Los aplausos enfervorecidos del público colmaron su alma de honda satisfacción. Ante la insistencia de sus compañeros, se vio obligado a salir nuevamente al escenario, esta vez solo, en respuesta a la ovación particular que los espectadores le estaban dispensando.  Pendientes de sus movimientos, los técnicos alzaron inmediatamente el telón y dirigieron el foco principal hacia él, destacando su orgullosa figura entre la oscuridad reinante.

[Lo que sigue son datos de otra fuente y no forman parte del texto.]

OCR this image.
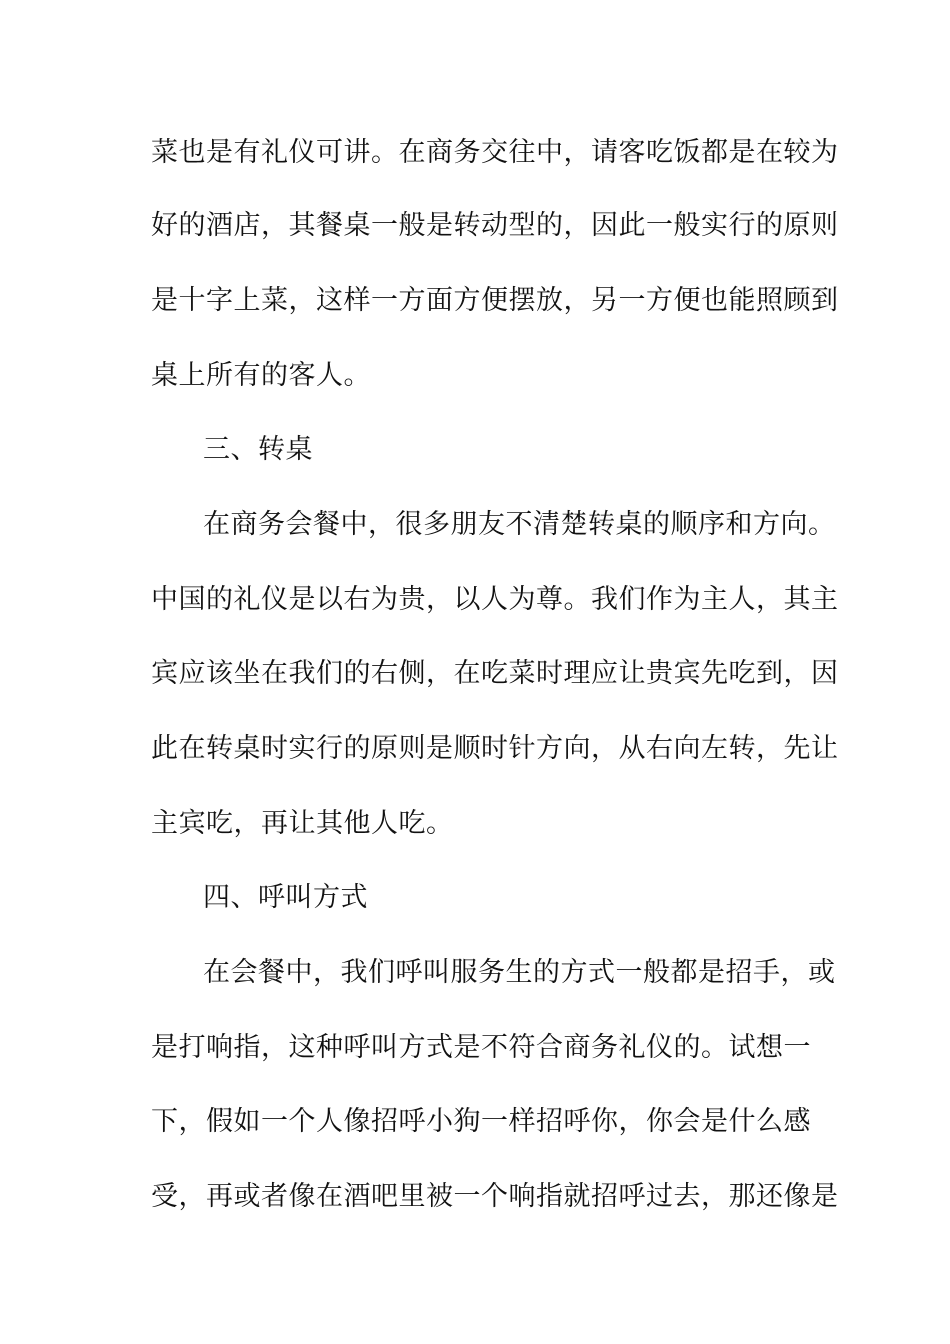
菜也是有礼仪可讲。在商务交往中，请客吃饭都是在较为
好的酒店，其餐桌一般是转动型的，因此一般实行的原则
是十字上菜，这样一方面方便摆放，另一方便也能照顾到
桌上所有的客人。
三、转桌
在商务会餐中，很多朋友不清楚转桌的顺序和方向。
中国的礼仪是以右为贵，以人为尊。我们作为主人，其主
宾应该坐在我们的右侧，在吃菜时理应让贵宾先吃到，因
此在转桌时实行的原则是顺时针方向，从右向左转，先让
主宾吃，再让其他人吃。
四、呼叫方式
在会餐中，我们呼叫服务生的方式一般都是招手，或
是打响指，这种呼叫方式是不符合商务礼仪的。试想一
下，假如一个人像招呼小狗一样招呼你，你会是什么感
受，再或者像在酒吧里被一个响指就招呼过去，那还像是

Permaneció inmóvil, estático, suspendido en el tiempo, en un intento por grabar de forma indeleble en su memoria todos los detalles de ese instante fugaz, de ese momento único y definitivo. Su última representación. El retumbar de los aplausos, el centelleo de los focos, la extraña mezcla de aromas procedente de los palcos, los enardecidos vítores. Cerró los ojos en un intento por abstraerse del bullicio reinante.

Percibió su propio ser con mayor intensidad que nunca. Su sudor como un denso velo cubriendo su piel, su arrítmica y agitada respiración acompasada con el irregular latido de su corazón, las capas de maquillaje que empezaban a agrietarse a causa del agobiante calor, los mechones de cabello desprendiéndose de la trenza que los recogía...

Aspiró con deleite el aroma a madera y pintura procedente del decorado,  el inconfundible y ligero olor a naftalina que envolvía su oscuro traje de época. Regaló sus oídos con los sempiternos crujidos dimanantes de los viejos tablones de madera del escenario, con los leves chasquidos de los bastidores al ser descorridos, con las incómodas estridencias de las butacas al ser empujadas por sus ocupantes para incorporarse, con la tranquilizante tos del apuntador que ya había empezado a ordenar sus papeles para abandonar su puesto... Todos los pequeños detalles que había amado parecían haberse conjugado para desplegarse en ése su último adiós, llenando su corazón de regocijo.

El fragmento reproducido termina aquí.